I remember watching the Bell’s Rocketbelt years and years ago when I was much younger and dreamed about having one – very cool until I got older and smarter and really learned it was really expensive, the fuel was rather volatile (hydrogen peroxide) and could only fly a handful of seconds. However, there may be a REAL one “just around the corner” that may make a lot of dreamers sit up and take notice:
Jetpack Aviation is the brainchild and passion project of Australian businessman David Mayman. “I’ve been flying it off the public radar for some time,” Mayman told us this morning. “It was time to bring it out of the closet, so to speak. I’ve spent my life in software and mining and fairly sensible occupations, but my overriding passion has been to build a jetpack, since I was very young. Nelson Tyler and I got together 10 years ago –he’s an extraordinary engineer and inventor based in Hollywood. And that’s really what’s made it possible.”
The JB-9 uses a carbon-fiber corset that straps to the pilot’s back, with the majority of the “backpack” section carrying fuel. Mounted to each side is a small jet turbine engine that provides upward thrust. These engines mix ambient air with their exhaust gases to bring temperatures down to a comfortably warm airstream, but Mayman still wears a fireproof Nomex suit just in case: “The exhaust temperature actually declines really quickly. It’s still warm, don’t get me wrong. On a cold night it’s exactly what you want running next to you, but it’s not something that sets the ground on fire.”
…The JB-9 already has some pretty fearsome capabilities. “The New York video was showing a hundredth of what this thing is capable of and what I’ve done, but clearly I was being a bit cautious on the day,” Mayman tells us. “We’ve limited JB-9 to the required standards, which is 55 knots, or just over 100 kilometers per hour. JB-10, which we’ve already got a prototype running for and which I’ve already flown, will be capable of well over 200 kilometers per hour. That’s horizontal speed.
“Vertical speed depends more on your fuel payload. You’d probably get an initial climb rate of 500-1000 feet a minute. As your fuel burns off, you get extraordinary vertical rates. You can go up a thousand feet a minute. Being turbine engines, they don’t run out of performance as the air thins. They’ll just keep going, they’re compressing the air like a turbocharger. You could keep going up to 10,000 feet. But I won’t be putting my hand up for that one immediately!”

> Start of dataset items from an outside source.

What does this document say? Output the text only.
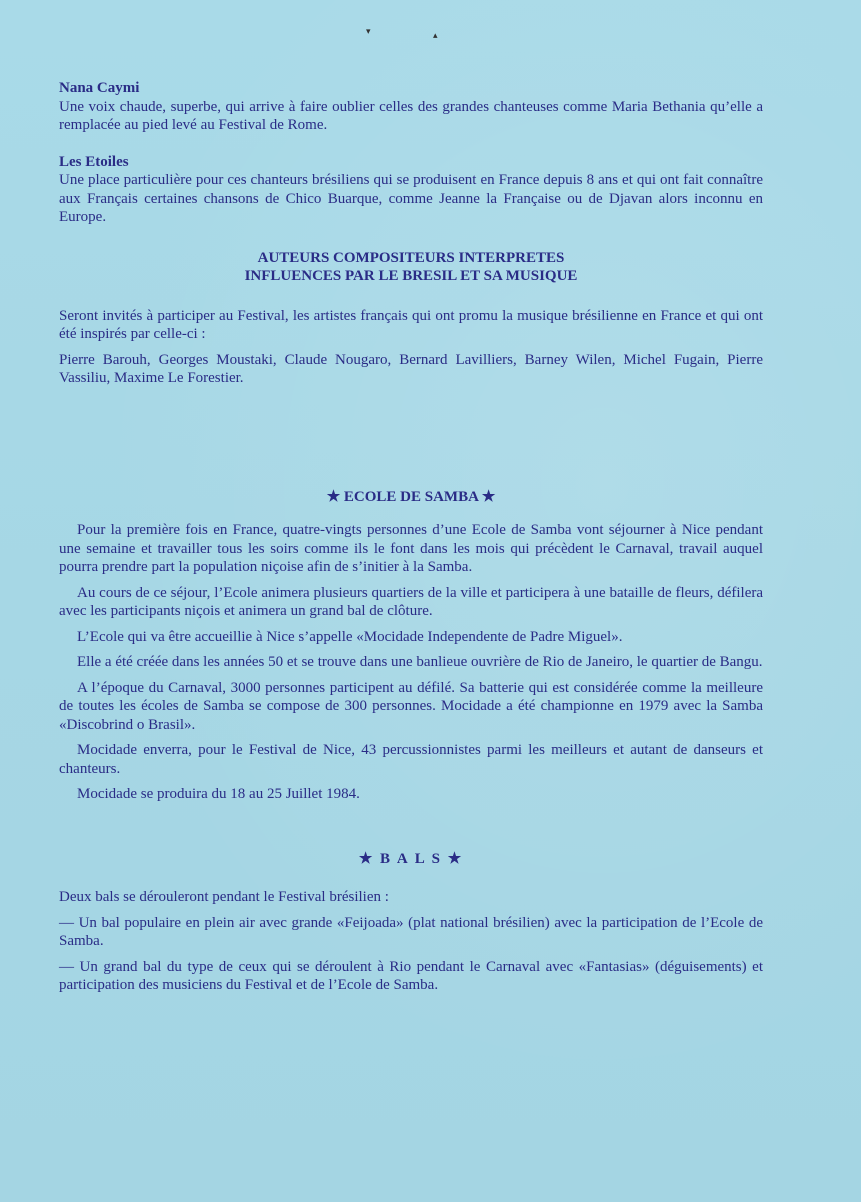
▾	▴

Nana Caymi

Une voix chaude, superbe, qui arrive à faire oublier celles des grandes chanteuses comme Maria Bethania qu’elle a remplacée au pied levé au Festival de Rome.

Les Etoiles

Une place particulière pour ces chanteurs brésiliens qui se produisent en France depuis 8 ans et qui ont fait connaître aux Français certaines chansons de Chico Buarque, comme Jeanne la Française ou de Djavan alors inconnu en Europe.

AUTEURS COMPOSITEURS INTERPRETES

INFLUENCES PAR LE BRESIL ET SA MUSIQUE

Seront invités à participer au Festival, les artistes français qui ont promu la musique brésilienne en France et qui ont été inspirés par celle-ci :

Pierre Barouh, Georges Moustaki, Claude Nougaro, Bernard Lavilliers, Barney Wilen, Michel Fugain, Pierre Vassiliu, Maxime Le Forestier.

★ ECOLE DE SAMBA ★

Pour la première fois en France, quatre-vingts personnes d’une Ecole de Samba vont séjourner à Nice pendant une semaine et travailler tous les soirs comme ils le font dans les mois qui précèdent le Carnaval, travail auquel pourra prendre part la population niçoise afin de s’initier à la Samba.

Au cours de ce séjour, l’Ecole animera plusieurs quartiers de la ville et participera à une bataille de fleurs, défilera avec les participants niçois et animera un grand bal de clôture.

L’Ecole qui va être accueillie à Nice s’appelle «Mocidade Independente de Padre Miguel».

Elle a été créée dans les années 50 et se trouve dans une banlieue ouvrière de Rio de Janeiro, le quartier de Bangu.

A l’époque du Carnaval, 3000 personnes participent au défilé. Sa batterie qui est considérée comme la meilleure de toutes les écoles de Samba se compose de 300 personnes. Mocidade a été championne en 1979 avec la Samba «Discobrind o Brasil».

Mocidade enverra, pour le Festival de Nice, 43 percussionnistes parmi les meilleurs et autant de danseurs et chanteurs.

Mocidade se produira du 18 au 25 Juillet 1984.

★ B A L S ★

Deux bals se dérouleront pendant le Festival brésilien :

— Un bal populaire en plein air avec grande «Feijoada» (plat national brésilien) avec la participation de l’Ecole de Samba.

— Un grand bal du type de ceux qui se déroulent à Rio pendant le Carnaval avec «Fantasias» (déguisements) et participation des musiciens du Festival et de l’Ecole de Samba.
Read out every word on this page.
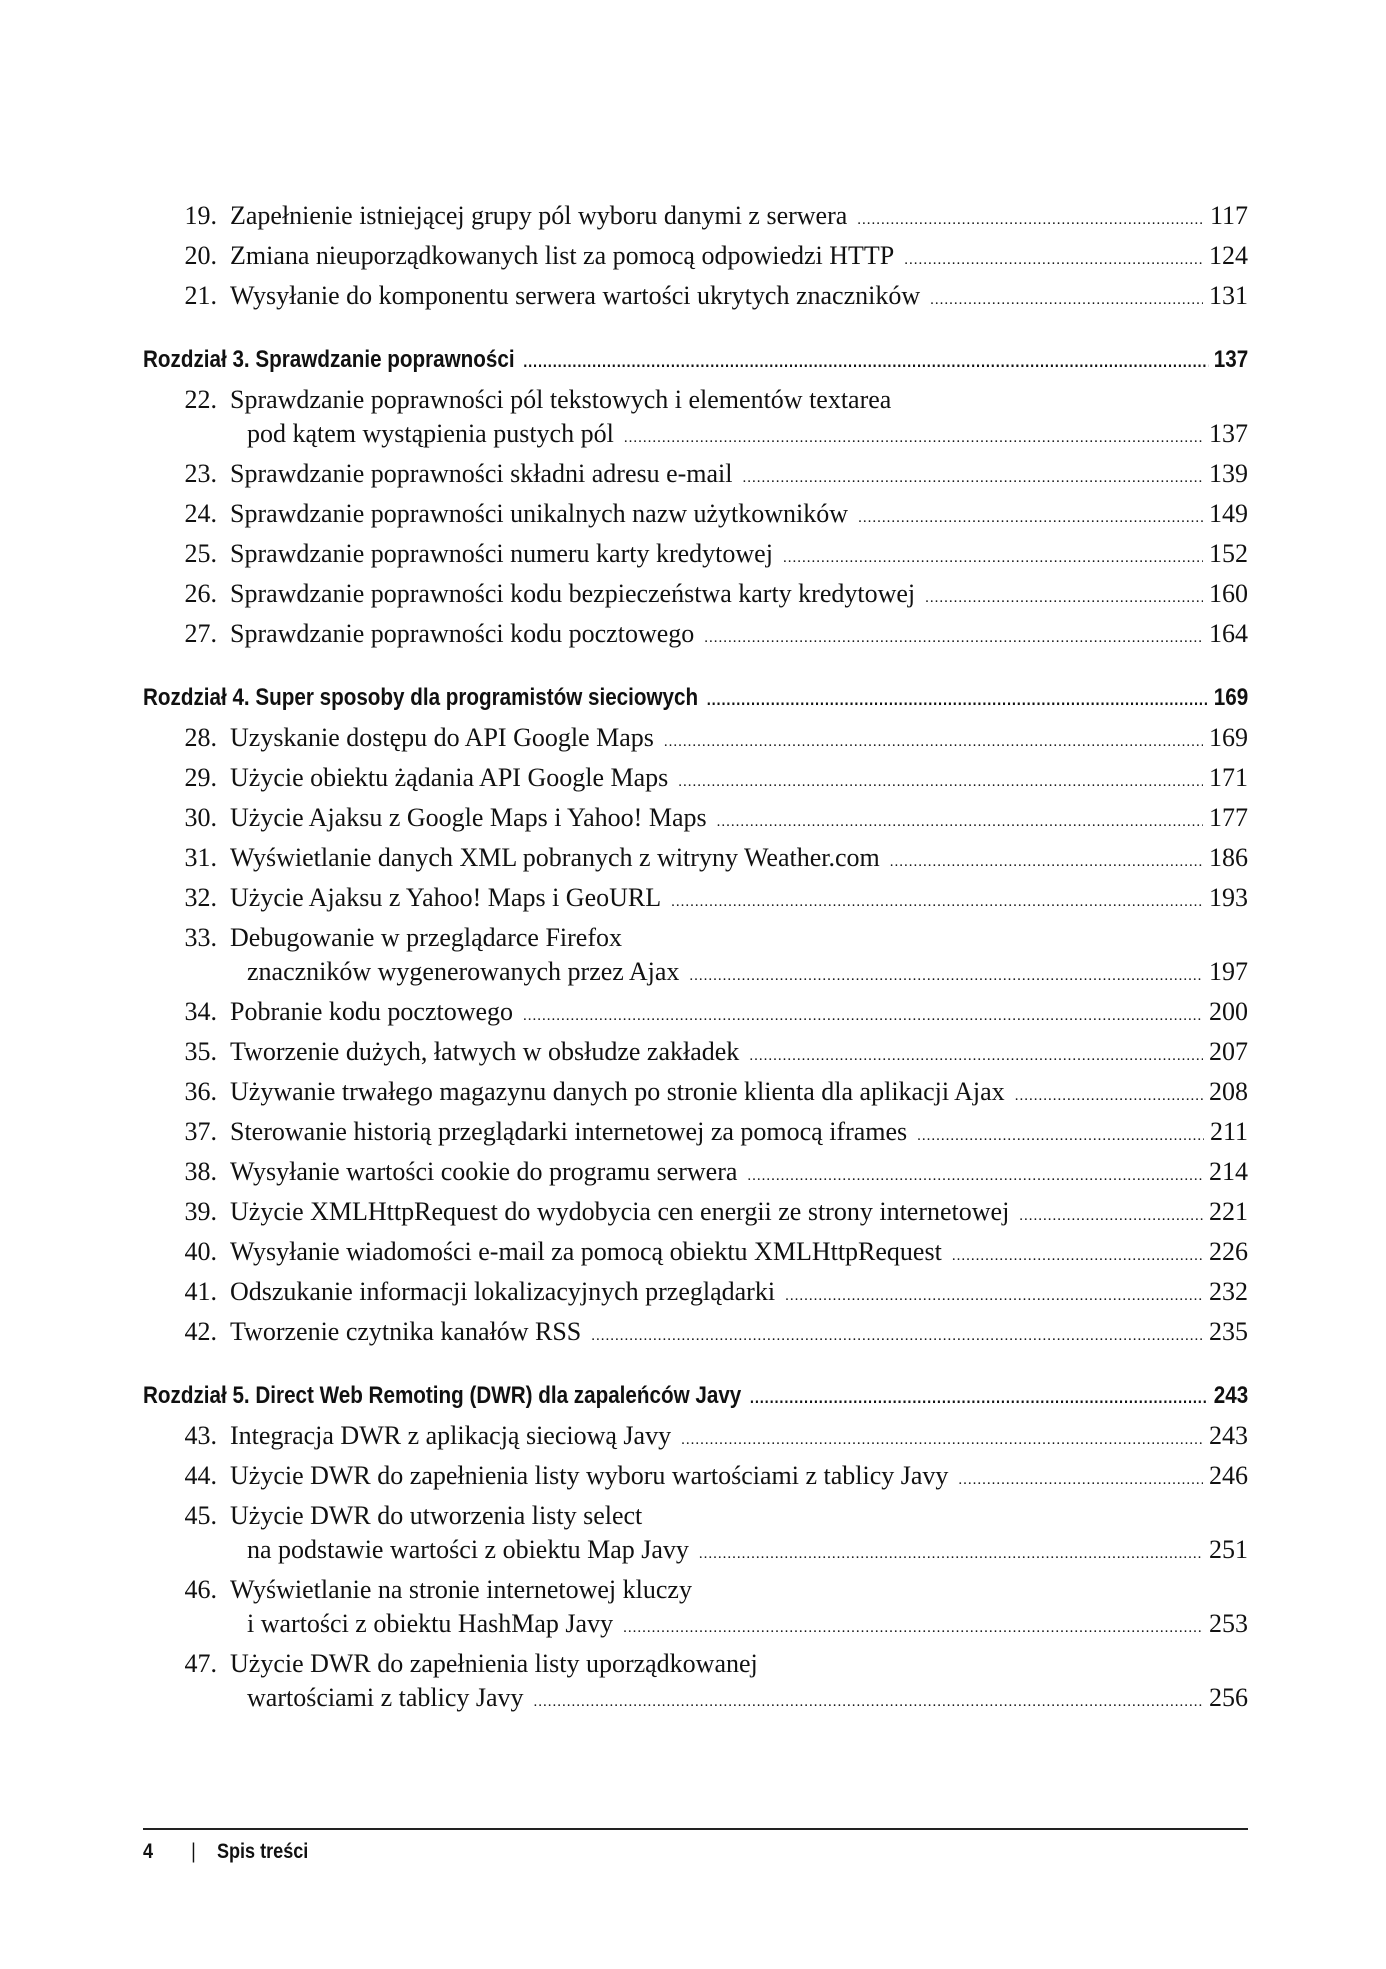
19. Zapełnienie istniejącej grupy pól wyboru danymi z serwera .....	117
20. Zmiana nieuporządkowanych list za pomocą odpowiedzi HTTP .....	124
21. Wysyłanie do komponentu serwera wartości ukrytych znaczników .....	131
Rozdział 3. Sprawdzanie poprawności .....	137
22. Sprawdzanie poprawności pól tekstowych i elementów textarea
pod kątem wystąpienia pustych pól .....	137
23. Sprawdzanie poprawności składni adresu e-mail .....	139
24. Sprawdzanie poprawności unikalnych nazw użytkowników .....	149
25. Sprawdzanie poprawności numeru karty kredytowej .....	152
26. Sprawdzanie poprawności kodu bezpieczeństwa karty kredytowej .....	160
27. Sprawdzanie poprawności kodu pocztowego .....	164
Rozdział 4. Super sposoby dla programistów sieciowych .....	169
28. Uzyskanie dostępu do API Google Maps .....	169
29. Użycie obiektu żądania API Google Maps .....	171
30. Użycie Ajaksu z Google Maps i Yahoo! Maps .....	177
31. Wyświetlanie danych XML pobranych z witryny Weather.com .....	186
32. Użycie Ajaksu z Yahoo! Maps i GeoURL .....	193
33. Debugowanie w przeglądarce Firefox
znaczników wygenerowanych przez Ajax .....	197
34. Pobranie kodu pocztowego .....	200
35. Tworzenie dużych, łatwych w obsłudze zakładek .....	207
36. Używanie trwałego magazynu danych po stronie klienta dla aplikacji Ajax .....	208
37. Sterowanie historią przeglądarki internetowej za pomocą iframes .....	211
38. Wysyłanie wartości cookie do programu serwera .....	214
39. Użycie XMLHttpRequest do wydobycia cen energii ze strony internetowej .....	221
40. Wysyłanie wiadomości e-mail za pomocą obiektu XMLHttpRequest .....	226
41. Odszukanie informacji lokalizacyjnych przeglądarki .....	232
42. Tworzenie czytnika kanałów RSS .....	235
Rozdział 5. Direct Web Remoting (DWR) dla zapaleńców Javy .....	243
43. Integracja DWR z aplikacją sieciową Javy .....	243
44. Użycie DWR do zapełnienia listy wyboru wartościami z tablicy Javy .....	246
45. Użycie DWR do utworzenia listy select
na podstawie wartości z obiektu Map Javy .....	251
46. Wyświetlanie na stronie internetowej kluczy
i wartości z obiektu HashMap Javy .....	253
47. Użycie DWR do zapełnienia listy uporządkowanej
wartościami z tablicy Javy .....	256
4	|	Spis treści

Mayman says the current JB-9 design is perfectly legal to sell and fly: “Technically we could start selling them in the ultralight category tomorrow. It couldn’t hold more than 5 US gallons of fuel (meaning a flight time around 5 minutes), and there’s certain restrictions about where you could fly them.
And it does 55 knots for about 10 minutes – the next version can do 100 knots for about 30 minutes. Now, THAT’S what I’d love to have.
Er, TMEW just looked at it and gave me “the look” – I guess I won’t be getting my hopes up any time soon even if it does come on market.